Thursday, January 11, 2018

Terrorists for hire: US-trained and supported SDF is now recruiting ISIS fighters

    January 11, 2018   No comments
Since the start of the civil war, fighters from within Syria and from outside Syria were recruited for the more important (so important that even terrorist elements were enlisted for this) cause: overthrow the Syrian government headed by Bashar al-Assad. Some world and regional governments were so determined to achieve this goal even if that meant fighting side by side with genocidal Wahhabi Salafist terrorists. And they did and some still do.


Since 2011, these actors worked methodically to achieve that singular goal. First, they created the umbrella organization, which they called the Free Syrian Army (FSA) to lead the campaign (July 2011) and provide the public face for all armed groups. 

Since outside actors were many and with many agendas, the FSA quickly splintered into separate factions depending on their "funders" and ideological supporters. Saudi Arabia funded Wahhabi Salafists--and some secular armed groups for cover. Qatar and Turkey threw their weight behind members of the Muslim Brotherhood fighters--and some secular fighters, for cover as well.
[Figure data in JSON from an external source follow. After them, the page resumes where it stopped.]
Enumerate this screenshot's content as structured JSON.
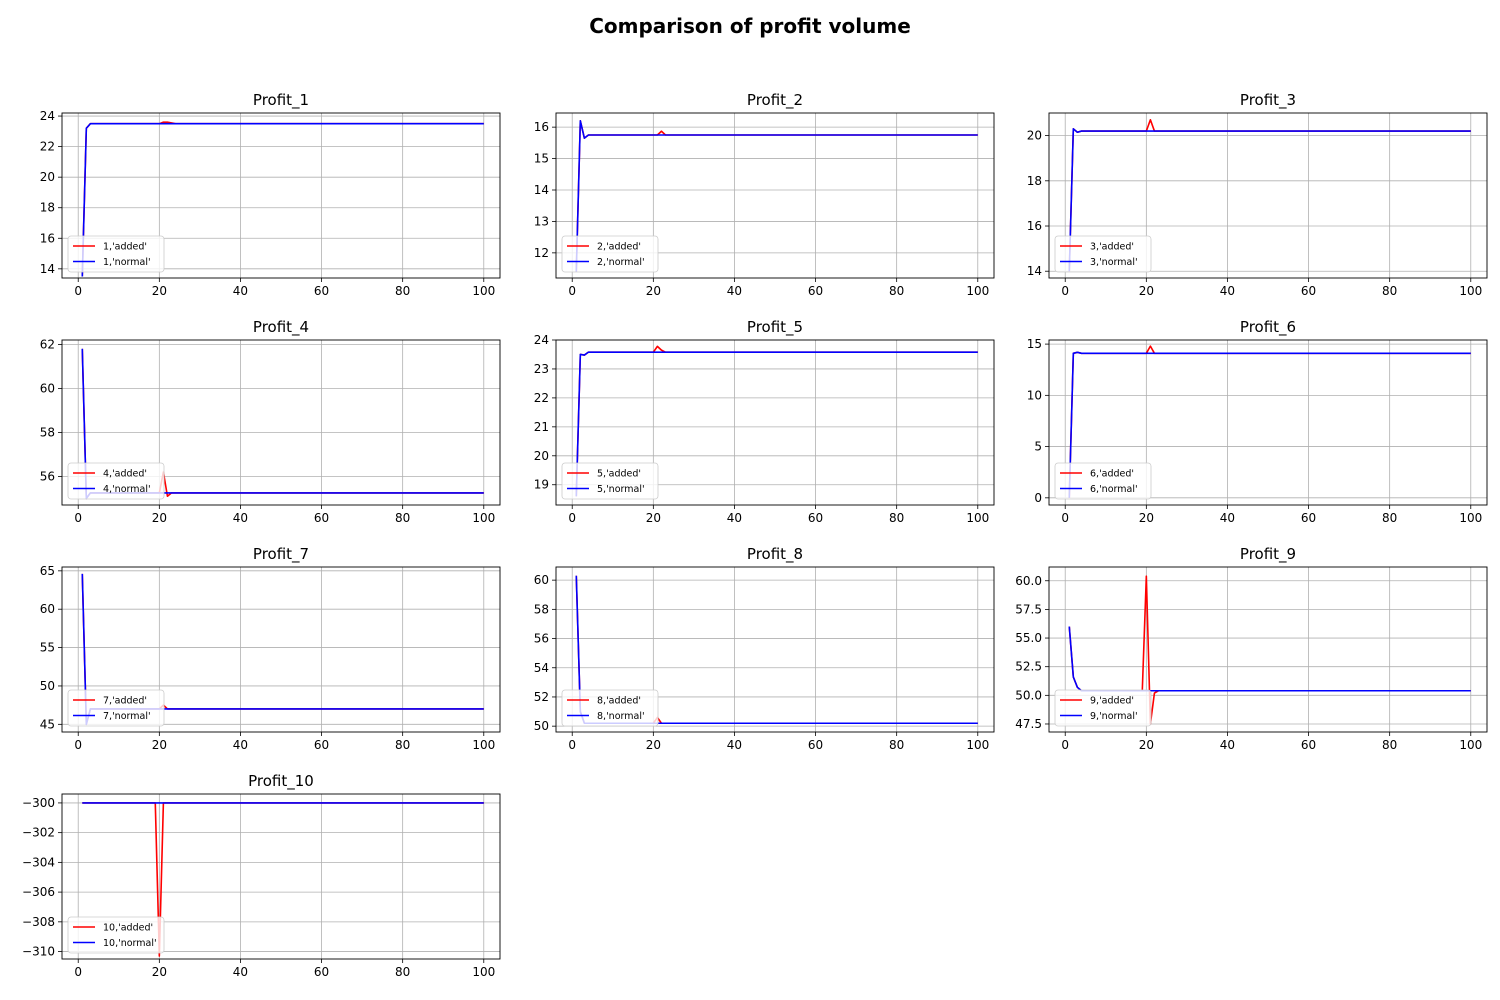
{
  "figure": {
    "title": "Comparison of profit volume"
  },
  "colors": {
    "added": "#ff0000",
    "normal": "#0000ff",
    "grid": "#b0b0b0"
  },
  "chart_data": [
    {
      "type": "line",
      "title": "Profit_1",
      "xlim": [
        -4,
        104
      ],
      "ylim": [
        13.4,
        24.2
      ],
      "xticks": [
        0,
        20,
        40,
        60,
        80,
        100
      ],
      "yticks": [
        14,
        16,
        18,
        20,
        22,
        24
      ],
      "grid": true,
      "legend_position": "lower left",
      "series": [
        {
          "name": "1,'added'",
          "color": "red",
          "points": [
            [
              1,
              13.5
            ],
            [
              2,
              23.2
            ],
            [
              3,
              23.5
            ],
            [
              20,
              23.5
            ],
            [
              21,
              23.6
            ],
            [
              22,
              23.6
            ],
            [
              24,
              23.5
            ],
            [
              100,
              23.5
            ]
          ]
        },
        {
          "name": "1,'normal'",
          "color": "blue",
          "points": [
            [
              1,
              13.5
            ],
            [
              2,
              23.2
            ],
            [
              3,
              23.5
            ],
            [
              100,
              23.5
            ]
          ]
        }
      ]
    },
    {
      "type": "line",
      "title": "Profit_2",
      "xlim": [
        -4,
        104
      ],
      "ylim": [
        11.2,
        16.45
      ],
      "xticks": [
        0,
        20,
        40,
        60,
        80,
        100
      ],
      "yticks": [
        12,
        13,
        14,
        15,
        16
      ],
      "grid": true,
      "legend_position": "lower left",
      "series": [
        {
          "name": "2,'added'",
          "color": "red",
          "points": [
            [
              1,
              11.4
            ],
            [
              2,
              16.2
            ],
            [
              3,
              15.65
            ],
            [
              4,
              15.75
            ],
            [
              21,
              15.75
            ],
            [
              22,
              15.87
            ],
            [
              23,
              15.75
            ],
            [
              100,
              15.75
            ]
          ]
        },
        {
          "name": "2,'normal'",
          "color": "blue",
          "points": [
            [
              1,
              11.4
            ],
            [
              2,
              16.2
            ],
            [
              3,
              15.65
            ],
            [
              4,
              15.75
            ],
            [
              100,
              15.75
            ]
          ]
        }
      ]
    },
    {
      "type": "line",
      "title": "Profit_3",
      "xlim": [
        -4,
        104
      ],
      "ylim": [
        13.7,
        21.0
      ],
      "xticks": [
        0,
        20,
        40,
        60,
        80,
        100
      ],
      "yticks": [
        14,
        16,
        18,
        20
      ],
      "grid": true,
      "legend_position": "lower left",
      "series": [
        {
          "name": "3,'added'",
          "color": "red",
          "points": [
            [
              1,
              14.0
            ],
            [
              2,
              20.3
            ],
            [
              3,
              20.15
            ],
            [
              4,
              20.2
            ],
            [
              20,
              20.2
            ],
            [
              21,
              20.7
            ],
            [
              22,
              20.2
            ],
            [
              100,
              20.2
            ]
          ]
        },
        {
          "name": "3,'normal'",
          "color": "blue",
          "points": [
            [
              1,
              14.0
            ],
            [
              2,
              20.3
            ],
            [
              3,
              20.15
            ],
            [
              4,
              20.2
            ],
            [
              100,
              20.2
            ]
          ]
        }
      ]
    },
    {
      "type": "line",
      "title": "Profit_4",
      "xlim": [
        -4,
        104
      ],
      "ylim": [
        54.7,
        62.2
      ],
      "xticks": [
        0,
        20,
        40,
        60,
        80,
        100
      ],
      "yticks": [
        56,
        58,
        60,
        62
      ],
      "grid": true,
      "legend_position": "lower left",
      "series": [
        {
          "name": "4,'added'",
          "color": "red",
          "points": [
            [
              1,
              61.8
            ],
            [
              2,
              55.0
            ],
            [
              3,
              55.25
            ],
            [
              20,
              55.25
            ],
            [
              21,
              56.2
            ],
            [
              22,
              55.1
            ],
            [
              23,
              55.25
            ],
            [
              100,
              55.25
            ]
          ]
        },
        {
          "name": "4,'normal'",
          "color": "blue",
          "points": [
            [
              1,
              61.8
            ],
            [
              2,
              55.0
            ],
            [
              3,
              55.25
            ],
            [
              100,
              55.25
            ]
          ]
        }
      ]
    },
    {
      "type": "line",
      "title": "Profit_5",
      "xlim": [
        -4,
        104
      ],
      "ylim": [
        18.3,
        24.0
      ],
      "xticks": [
        0,
        20,
        40,
        60,
        80,
        100
      ],
      "yticks": [
        19,
        20,
        21,
        22,
        23,
        24
      ],
      "grid": true,
      "legend_position": "lower left",
      "series": [
        {
          "name": "5,'added'",
          "color": "red",
          "points": [
            [
              1,
              18.6
            ],
            [
              2,
              23.5
            ],
            [
              3,
              23.48
            ],
            [
              4,
              23.58
            ],
            [
              20,
              23.58
            ],
            [
              21,
              23.78
            ],
            [
              22,
              23.65
            ],
            [
              23,
              23.58
            ],
            [
              100,
              23.58
            ]
          ]
        },
        {
          "name": "5,'normal'",
          "color": "blue",
          "points": [
            [
              1,
              18.6
            ],
            [
              2,
              23.5
            ],
            [
              3,
              23.48
            ],
            [
              4,
              23.58
            ],
            [
              100,
              23.58
            ]
          ]
        }
      ]
    },
    {
      "type": "line",
      "title": "Profit_6",
      "xlim": [
        -4,
        104
      ],
      "ylim": [
        -0.7,
        15.4
      ],
      "xticks": [
        0,
        20,
        40,
        60,
        80,
        100
      ],
      "yticks": [
        0,
        5,
        10,
        15
      ],
      "grid": true,
      "legend_position": "lower left",
      "series": [
        {
          "name": "6,'added'",
          "color": "red",
          "points": [
            [
              1,
              0.0
            ],
            [
              2,
              14.1
            ],
            [
              3,
              14.2
            ],
            [
              4,
              14.1
            ],
            [
              20,
              14.1
            ],
            [
              21,
              14.8
            ],
            [
              22,
              14.1
            ],
            [
              100,
              14.1
            ]
          ]
        },
        {
          "name": "6,'normal'",
          "color": "blue",
          "points": [
            [
              1,
              0.0
            ],
            [
              2,
              14.1
            ],
            [
              3,
              14.2
            ],
            [
              4,
              14.1
            ],
            [
              100,
              14.1
            ]
          ]
        }
      ]
    },
    {
      "type": "line",
      "title": "Profit_7",
      "xlim": [
        -4,
        104
      ],
      "ylim": [
        44.0,
        65.5
      ],
      "xticks": [
        0,
        20,
        40,
        60,
        80,
        100
      ],
      "yticks": [
        45,
        50,
        55,
        60,
        65
      ],
      "grid": true,
      "legend_position": "lower left",
      "series": [
        {
          "name": "7,'added'",
          "color": "red",
          "points": [
            [
              1,
              64.6
            ],
            [
              2,
              45.0
            ],
            [
              3,
              47.0
            ],
            [
              20,
              47.0
            ],
            [
              21,
              47.5
            ],
            [
              22,
              47.0
            ],
            [
              100,
              47.0
            ]
          ]
        },
        {
          "name": "7,'normal'",
          "color": "blue",
          "points": [
            [
              1,
              64.6
            ],
            [
              2,
              45.0
            ],
            [
              3,
              47.0
            ],
            [
              100,
              47.0
            ]
          ]
        }
      ]
    },
    {
      "type": "line",
      "title": "Profit_8",
      "xlim": [
        -4,
        104
      ],
      "ylim": [
        49.6,
        60.9
      ],
      "xticks": [
        0,
        20,
        40,
        60,
        80,
        100
      ],
      "yticks": [
        50,
        52,
        54,
        56,
        58,
        60
      ],
      "grid": true,
      "legend_position": "lower left",
      "series": [
        {
          "name": "8,'added'",
          "color": "red",
          "points": [
            [
              1,
              60.3
            ],
            [
              2,
              51.0
            ],
            [
              3,
              50.2
            ],
            [
              20,
              50.2
            ],
            [
              21,
              50.6
            ],
            [
              22,
              50.2
            ],
            [
              100,
              50.2
            ]
          ]
        },
        {
          "name": "8,'normal'",
          "color": "blue",
          "points": [
            [
              1,
              60.3
            ],
            [
              2,
              51.0
            ],
            [
              3,
              50.2
            ],
            [
              100,
              50.2
            ]
          ]
        }
      ]
    },
    {
      "type": "line",
      "title": "Profit_9",
      "xlim": [
        -4,
        104
      ],
      "ylim": [
        46.8,
        61.2
      ],
      "xticks": [
        0,
        20,
        40,
        60,
        80,
        100
      ],
      "yticks": [
        47.5,
        50.0,
        52.5,
        55.0,
        57.5,
        60.0
      ],
      "ytick_labels": [
        "47.5",
        "50.0",
        "52.5",
        "55.0",
        "57.5",
        "60.0"
      ],
      "grid": true,
      "legend_position": "lower left",
      "series": [
        {
          "name": "9,'added'",
          "color": "red",
          "points": [
            [
              1,
              56.0
            ],
            [
              2,
              51.6
            ],
            [
              3,
              50.7
            ],
            [
              4,
              50.4
            ],
            [
              19,
              50.4
            ],
            [
              20,
              60.4
            ],
            [
              21,
              47.5
            ],
            [
              22,
              50.2
            ],
            [
              23,
              50.4
            ],
            [
              100,
              50.4
            ]
          ]
        },
        {
          "name": "9,'normal'",
          "color": "blue",
          "points": [
            [
              1,
              56.0
            ],
            [
              2,
              51.6
            ],
            [
              3,
              50.7
            ],
            [
              4,
              50.4
            ],
            [
              100,
              50.4
            ]
          ]
        }
      ]
    },
    {
      "type": "line",
      "title": "Profit_10",
      "xlim": [
        -4,
        104
      ],
      "ylim": [
        -310.5,
        -299.4
      ],
      "xticks": [
        0,
        20,
        40,
        60,
        80,
        100
      ],
      "yticks": [
        -310,
        -308,
        -306,
        -304,
        -302,
        -300
      ],
      "ytick_labels": [
        "−310",
        "−308",
        "−306",
        "−304",
        "−302",
        "−300"
      ],
      "grid": true,
      "legend_position": "lower left",
      "series": [
        {
          "name": "10,'added'",
          "color": "red",
          "points": [
            [
              1,
              -300.0
            ],
            [
              19,
              -300.0
            ],
            [
              20,
              -310.3
            ],
            [
              21,
              -300.0
            ],
            [
              100,
              -300.0
            ]
          ]
        },
        {
          "name": "10,'normal'",
          "color": "blue",
          "points": [
            [
              1,
              -300.0
            ],
            [
              100,
              -300.0
            ]
          ]
        }
      ]
    }
  ]
}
The United Stated government and its EU allies sponsored secular fighters but also tolerated the factions associated with Qatar, Turkey, and Saudi Arabia. 
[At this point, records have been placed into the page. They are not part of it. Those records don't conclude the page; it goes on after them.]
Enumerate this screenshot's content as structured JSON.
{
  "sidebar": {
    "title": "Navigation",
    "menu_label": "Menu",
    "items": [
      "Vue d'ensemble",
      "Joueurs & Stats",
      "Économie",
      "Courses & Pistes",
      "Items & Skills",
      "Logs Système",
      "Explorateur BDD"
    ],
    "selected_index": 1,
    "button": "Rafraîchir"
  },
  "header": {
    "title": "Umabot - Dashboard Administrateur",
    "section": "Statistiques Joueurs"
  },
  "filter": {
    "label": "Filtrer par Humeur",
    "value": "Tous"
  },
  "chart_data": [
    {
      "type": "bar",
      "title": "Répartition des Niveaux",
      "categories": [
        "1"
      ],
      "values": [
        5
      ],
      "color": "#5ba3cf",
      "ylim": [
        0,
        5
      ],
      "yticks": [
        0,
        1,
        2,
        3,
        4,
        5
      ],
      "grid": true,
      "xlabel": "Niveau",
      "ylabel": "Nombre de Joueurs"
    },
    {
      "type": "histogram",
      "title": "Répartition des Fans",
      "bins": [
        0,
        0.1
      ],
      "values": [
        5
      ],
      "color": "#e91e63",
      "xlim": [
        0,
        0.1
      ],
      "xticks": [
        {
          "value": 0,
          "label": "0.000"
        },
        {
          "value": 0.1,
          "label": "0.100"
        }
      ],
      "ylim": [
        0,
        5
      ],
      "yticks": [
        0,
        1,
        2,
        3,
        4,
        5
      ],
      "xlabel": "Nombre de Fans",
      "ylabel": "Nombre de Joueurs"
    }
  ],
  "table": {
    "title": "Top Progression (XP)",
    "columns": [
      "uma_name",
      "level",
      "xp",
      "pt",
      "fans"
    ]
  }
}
That uneasy arrangement lasted until the Wahhabi Salafists grew strongest to become the most powerful armed group that would wrestle way territory not only from other Syrian armed groups and from the Syrian government, but also from the Iraqi government. ISIL's fast rise to power stunned and threatened its supporters and those who tolerated it. When ISIL carried out waves of cruel crimes and acts in Syria and abroad, the anti-Assad coalition cracked. They agreed that ISIL must be downsized and contained and its offshoot—Nusra—be rehabilitated. By that time, Russia decided to step up its involvement (September 2015) and support the Syrian government. They found the Iranians there already doing just that.
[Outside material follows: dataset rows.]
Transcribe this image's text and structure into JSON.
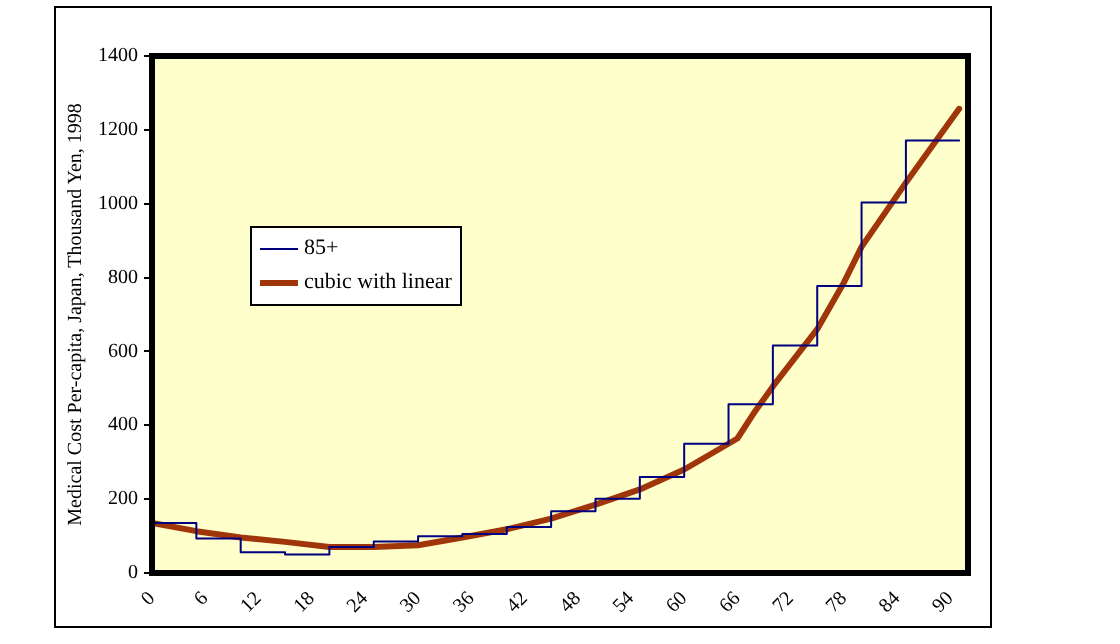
{
  "chart_data": {
    "type": "line",
    "ylabel": "Medical Cost Per-capita, Japan, Thousand Yen, 1998",
    "xlim": [
      0,
      92
    ],
    "xticks": [
      0,
      6,
      12,
      18,
      24,
      30,
      36,
      42,
      48,
      54,
      60,
      66,
      72,
      78,
      84,
      90
    ],
    "ylim": [
      0,
      1400
    ],
    "yticks": [
      0,
      200,
      400,
      600,
      800,
      1000,
      1200,
      1400
    ],
    "grid": false,
    "legend": "left",
    "marker": "none",
    "series": [
      {
        "name": "85+",
        "type": "step",
        "color": "#000080",
        "x": [
          0,
          5,
          10,
          15,
          20,
          25,
          30,
          35,
          40,
          45,
          50,
          55,
          60,
          65,
          70,
          75,
          80,
          85,
          91
        ],
        "values": [
          135,
          93,
          56,
          50,
          70,
          85,
          99,
          105,
          124,
          167,
          201,
          260,
          350,
          457,
          616,
          777,
          1003,
          1171,
          1171
        ]
      },
      {
        "name": "cubic with linear",
        "type": "line",
        "color": "#a0350a",
        "x": [
          0,
          5,
          10,
          15,
          20,
          25,
          30,
          35,
          40,
          45,
          50,
          55,
          60,
          66,
          68,
          70,
          75,
          78,
          80,
          85,
          91
        ],
        "values": [
          135,
          113,
          96,
          84,
          70,
          70,
          75,
          96,
          118,
          147,
          185,
          226,
          280,
          364,
          438,
          505,
          660,
          786,
          883,
          1057,
          1257
        ]
      }
    ]
  }
}
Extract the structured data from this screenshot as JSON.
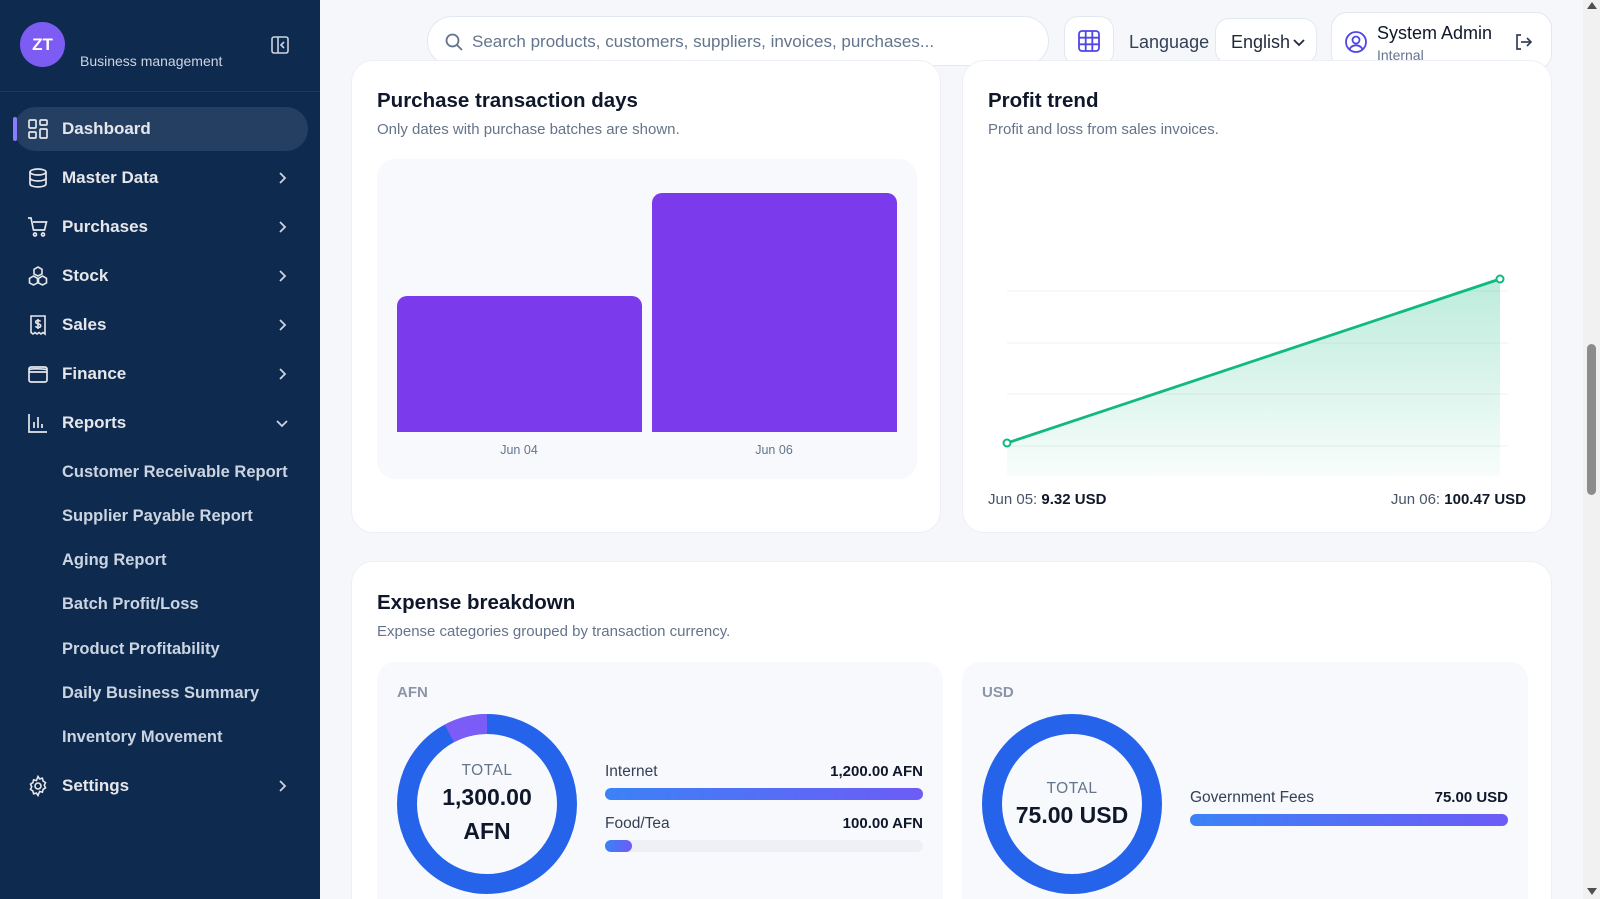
{
  "brand": {
    "logo_text": "ZT",
    "subtitle": "Business management"
  },
  "sidebar": {
    "items": [
      {
        "label": "Dashboard",
        "icon": "dashboard-icon"
      },
      {
        "label": "Master Data",
        "icon": "database-icon"
      },
      {
        "label": "Purchases",
        "icon": "cart-icon"
      },
      {
        "label": "Stock",
        "icon": "boxes-icon"
      },
      {
        "label": "Sales",
        "icon": "receipt-icon"
      },
      {
        "label": "Finance",
        "icon": "wallet-icon"
      },
      {
        "label": "Reports",
        "icon": "bar-chart-icon"
      },
      {
        "label": "Settings",
        "icon": "gear-icon"
      }
    ],
    "reports_sub": [
      "Customer Receivable Report",
      "Supplier Payable Report",
      "Aging Report",
      "Batch Profit/Loss",
      "Product Profitability",
      "Daily Business Summary",
      "Inventory Movement"
    ]
  },
  "header": {
    "search_placeholder": "Search products, customers, suppliers, invoices, purchases...",
    "language_label": "Language",
    "language_value": "English",
    "user_name": "System Admin",
    "user_role": "Internal"
  },
  "purchase_card": {
    "title": "Purchase transaction days",
    "subtitle": "Only dates with purchase batches are shown."
  },
  "profit_card": {
    "title": "Profit trend",
    "subtitle": "Profit and loss from sales invoices.",
    "start_date": "Jun 05:",
    "start_value": "9.32 USD",
    "end_date": "Jun 06:",
    "end_value": "100.47 USD"
  },
  "expense_card": {
    "title": "Expense breakdown",
    "subtitle": "Expense categories grouped by transaction currency.",
    "afn": {
      "currency": "AFN",
      "total_caption": "TOTAL",
      "total_line1": "1,300.00",
      "total_line2": "AFN",
      "rows": [
        {
          "name": "Internet",
          "amount": "1,200.00 AFN",
          "value": 1200
        },
        {
          "name": "Food/Tea",
          "amount": "100.00 AFN",
          "value": 100
        }
      ]
    },
    "usd": {
      "currency": "USD",
      "total_caption": "TOTAL",
      "total": "75.00 USD",
      "rows": [
        {
          "name": "Government Fees",
          "amount": "75.00 USD",
          "value": 75
        }
      ]
    }
  },
  "chart_data": [
    {
      "type": "bar",
      "categories": [
        "Jun 04",
        "Jun 06"
      ],
      "values": [
        4,
        7
      ]
    },
    {
      "type": "area",
      "x": [
        "Jun 05",
        "Jun 06"
      ],
      "values": [
        9.32,
        100.47
      ]
    }
  ],
  "colors": {
    "sidebar_bg": "#0f2a4f",
    "accent": "#7c3aed",
    "profit_line": "#10b981",
    "donut_primary": "#2563eb",
    "donut_secondary": "#7c5cf6"
  }
}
 Since then, all territory previously controlled by ISIL was reclaimed by the Syrian government (30%) and its allies. Meanwhile the US-sponsored armed groups fighting under a new umbrella organization called the Syrian Democratic Forces (SDF) retook nearly 15% of ISIL's territory mainly east of the river (Euphrates) and annexed it to their Kurdish controlled areas. As of now, the Syrian government controls about 55% of Syria, the SDF controls about 30%, and all other armed groups control pockets amounting to about 15%. 

To preserve their gains and have some leverage going into the political talks, SDF fighters are building an alternative military force to control north and northeast Syria. Given that the territories they recently took were inhabited by Sunni Arabs, not Kurds, the SDF leaders and their backers are now recruiting Sunni Arab fighters, including former ISIL members. 

These activities and the level of foreign interference will delay peace in a country that lost too many of its people and too much of its wealth and resources. These foreign actors ought to realize that the longer instability lasts in Syria the less stable their own countries will be. It is in the interest of everyone that this crisis is solved and solved quickly.